Sitting, waiting, hoping. Students at Turlock High drummed their fingers on desktops and watched the blank overhead projector in their United States history class hoping the Internet would work. “We are just waiting for the president to come on,” said U.S. history teacher Mark de la Motte, assuring his students. Two minutes later, the President appeared on the screen and a sigh of relief escaped the students.
President Barack Obama gave a speech at 9 a.m. Tuesday for students all over the nation to promote motivation, responsibility and staying in school.
The public high school graduation rate is currently at 68 percent in the nation, according to a study by the Urban Institute. Which means 32 percent of high school students are not graduating.
Obama’s speech touched on working hard for success, staying motivated through difficult times and not giving up on oneself or the country. His speech was about 20 minutes long.
“It helps me get through the day knowing he cares about us,” said junior Tristan Jordan. “He isn’t just worried about the bigger stuff like the economy right now, he is also worried about the smaller things like us, the younger generation.”
After his speech, Motte’s history class was silent. Motte opened up the class for discussion and many students expressed their support for Obama’s message.
“Did his message make sense?” Motte asked. “Have you heard this speech before from your parents, grandparents, coaches, teachers, etc.?”
Most students nodded their head in agreement.
“He has a point,” said junior Freddy Mercado. “You shouldn’t give up on yourself and you should always strive to be the best.”
Most students understood Obama’s message and agreed with him.
“People tend to take things for granted, especially education,” said junior Ashley Corgiat.
Other students felt like they could personally relate to the president and his situation.
“I usually don’t like figures of authority, but Obama went through some tough times and now he is making something of himself. That shows me that anything is possible,” said junior Diamond Linan.
Linan said she felt inspired after hearing his speech and said she wished she was at Wakefield High School to see Obama give his speech in person.
Obama’s speech made junior Alexandria Valdez want to try harder in school because she could relate to him, she said.
Other students were inspired as well.
“It makes me feel important that he talked to us,” Jordan said.

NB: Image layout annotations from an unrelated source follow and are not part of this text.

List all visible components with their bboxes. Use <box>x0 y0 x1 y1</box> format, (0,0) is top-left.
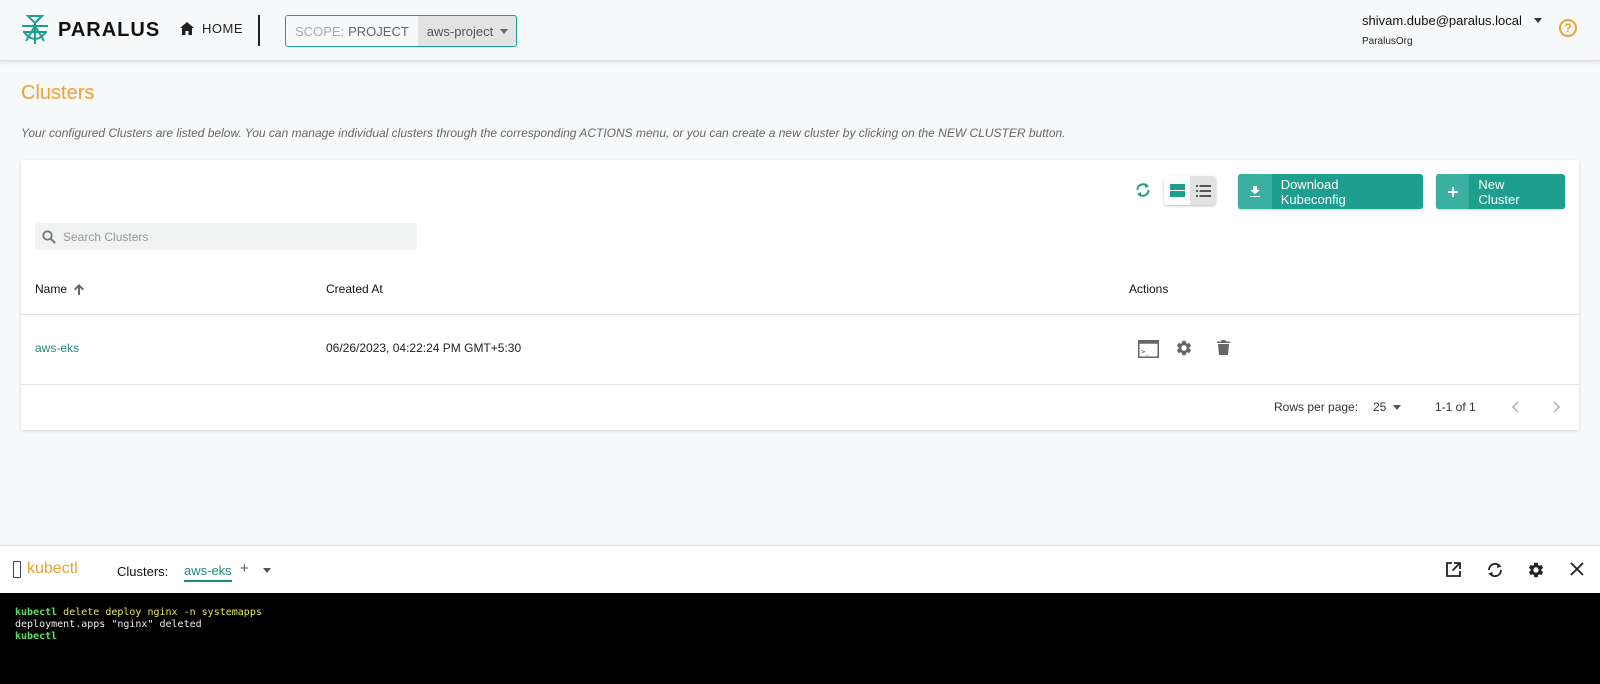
project-dropdown[interactable]: aws-project <box>417 16 517 46</box>
reconnect-icon[interactable] <box>1486 561 1504 579</box>
download-kubeconfig-button[interactable]: Download Kubeconfig <box>1238 174 1423 209</box>
chevron-down-icon <box>1393 404 1402 410</box>
row-divider <box>21 384 1579 385</box>
cluster-name-link[interactable]: aws-eks <box>35 341 79 355</box>
user-email: shivam.dube@paralus.local <box>1362 13 1522 28</box>
settings-gear-icon[interactable] <box>1527 561 1545 579</box>
new-cluster-button[interactable]: New Cluster <box>1436 174 1565 209</box>
brand-logo[interactable]: PARALUS <box>20 14 160 46</box>
add-cluster-tab-button[interactable]: + <box>240 560 249 577</box>
open-external-icon[interactable] <box>1445 561 1462 578</box>
download-kubeconfig-label: Download Kubeconfig <box>1280 176 1346 207</box>
download-icon <box>1238 174 1272 209</box>
terminal-line: kubectl <box>15 631 1600 643</box>
chevron-down-icon[interactable] <box>263 568 271 573</box>
terminal-output: deployment.apps "nginx" deleted <box>15 619 202 630</box>
list-view-button[interactable] <box>1190 176 1216 205</box>
view-stream-icon <box>1169 184 1185 197</box>
column-header-actions: Actions <box>1129 282 1169 296</box>
terminal-line: kubectl delete deploy nginx -n systemapp… <box>15 607 1600 619</box>
kubectl-brand: kubectl <box>13 560 78 578</box>
page-title: Clusters <box>21 82 95 104</box>
search-icon <box>42 229 56 244</box>
pagination-range: 1-1 of 1 <box>1435 400 1476 414</box>
scope-value: PROJECT <box>348 23 409 39</box>
new-cluster-label: New Cluster <box>1478 176 1520 207</box>
chevron-down-icon <box>500 28 509 34</box>
user-menu[interactable]: shivam.dube@paralus.local ParalusOrg <box>1362 13 1542 47</box>
column-header-created: Created At <box>326 282 383 296</box>
view-list-icon <box>1195 184 1211 197</box>
scope-label: SCOPE: PROJECT <box>286 16 418 46</box>
column-header-name[interactable]: Name <box>35 282 85 296</box>
column-name-label: Name <box>35 282 68 296</box>
terminal-line: deployment.apps "nginx" deleted <box>15 619 1600 631</box>
plus-icon <box>1436 174 1470 209</box>
cluster-tab-aws-eks[interactable]: aws-eks <box>184 563 232 582</box>
card-view-button[interactable] <box>1164 176 1190 205</box>
home-icon <box>180 22 194 35</box>
paralus-logo-icon <box>22 15 48 44</box>
close-icon[interactable] <box>1570 562 1584 576</box>
scope-key: SCOPE: <box>295 23 345 39</box>
delete-icon[interactable] <box>1217 340 1230 355</box>
header-divider <box>258 15 260 46</box>
prev-page-icon[interactable] <box>1511 401 1519 413</box>
svg-text:>_: >_ <box>1141 348 1150 356</box>
terminal-icon[interactable]: >_ <box>1138 340 1159 358</box>
cluster-created-at: 06/26/2023, 04:22:24 PM GMT+5:30 <box>326 341 522 355</box>
view-toggle <box>1164 176 1216 205</box>
rows-per-page-value: 25 <box>1373 400 1387 414</box>
header-divider <box>21 314 1579 315</box>
next-page-icon[interactable] <box>1553 401 1561 413</box>
page-description: Your configured Clusters are listed belo… <box>21 126 1066 140</box>
search-box <box>35 223 417 250</box>
arrow-up-icon <box>74 283 85 295</box>
clusters-card: Download Kubeconfig New Cluster Name Cre… <box>21 160 1579 430</box>
project-name: aws-project <box>426 23 494 39</box>
top-header: PARALUS HOME SCOPE: PROJECT aws-project … <box>0 0 1600 61</box>
kubectl-terminal[interactable]: kubectl delete deploy nginx -n systemapp… <box>0 593 1600 684</box>
home-link[interactable]: HOME <box>180 21 243 36</box>
kubectl-title: kubectl <box>27 560 78 577</box>
kubectl-panel-header: kubectl Clusters: aws-eks + <box>0 545 1600 593</box>
search-input[interactable] <box>63 229 403 244</box>
help-icon[interactable]: ? <box>1559 19 1577 37</box>
device-icon <box>13 560 21 578</box>
user-org: ParalusOrg <box>1362 36 1413 47</box>
home-label: HOME <box>202 21 243 36</box>
brand-name: PARALUS <box>58 18 161 41</box>
terminal-prompt: kubectl <box>15 631 58 642</box>
chevron-down-icon <box>1533 18 1542 23</box>
scope-selector: SCOPE: PROJECT aws-project <box>285 15 518 47</box>
terminal-command: delete deploy nginx -n systemapps <box>57 607 262 618</box>
rows-per-page-label: Rows per page: <box>1274 400 1359 414</box>
terminal-prompt: kubectl <box>15 607 58 618</box>
gear-icon[interactable] <box>1175 339 1193 357</box>
user-email-dropdown[interactable]: shivam.dube@paralus.local <box>1362 13 1542 28</box>
refresh-icon[interactable] <box>1134 181 1152 199</box>
clusters-label: Clusters: <box>117 564 169 579</box>
rows-per-page-select[interactable]: 25 <box>1373 400 1402 414</box>
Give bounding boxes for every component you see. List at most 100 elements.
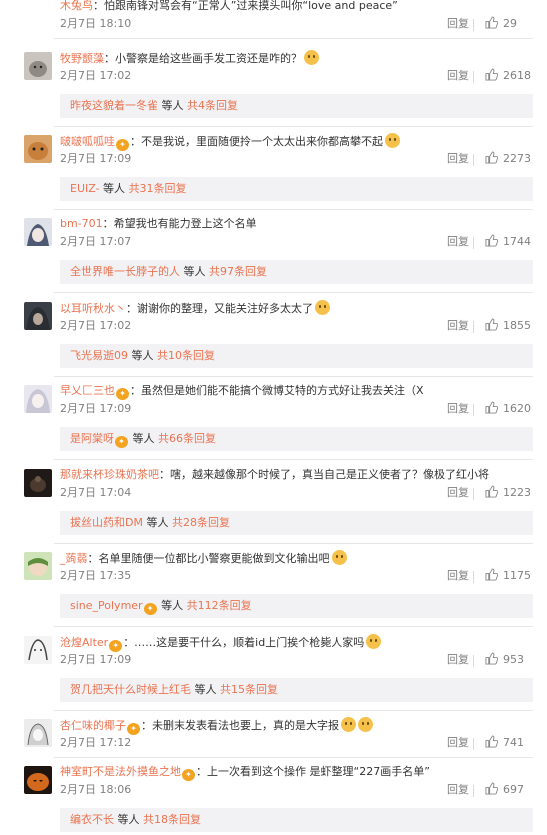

She said it was great to show the speech during class time because it forced people who usually don’t care to hear what the president had to say. “Those people that don’t care about school are the people that needed to hear his inspiring words the most,” Jordan said. “They need to know that he cares about them too.”
All of Turlock High School’s students watched the president give his speech, said Dana Salles Trevethan, principal of Turlock High school. Students watched the speech in ninth grade English, 10th grade world history, 11th grade U.S. history or 12th grade economy and government. Students who did not want to watch the president give his speech were excused to the library during the speech.
Most local schools opted to show the president’s speech, although a few decided against it. Pitman High, Turlock Journal High and all Denair Unified School District campuses left the decision to show the speech up to individual teachers. Dutcher Middle School and Chatom Union School District administrators decided not the show the speech.
Chatom administration did receive complaints about not giving the students the opportunity to watch Obama’s speech.
“Our response to that was that we want to teach students to read and write
and we want to keep our eye on that ball,” said Jack Mayer, CUSD superintendent.
Due to the controversy surrounding the lesson plans released by the White House to accompany Obama’s speech, Turlock High decided to only show the speech then open it up for discussion afterward, said Trevethan.
“It was more about an observation and reflection activity. The school wanted to be neutral,” Trevethan said.
Motte said the message was more important than any lesson plan. If the message can push kids to do the right thing then it is worth it, he said.
“Everyone needs to be pushed in the right direction and that was Obama’s push today,” Linan said.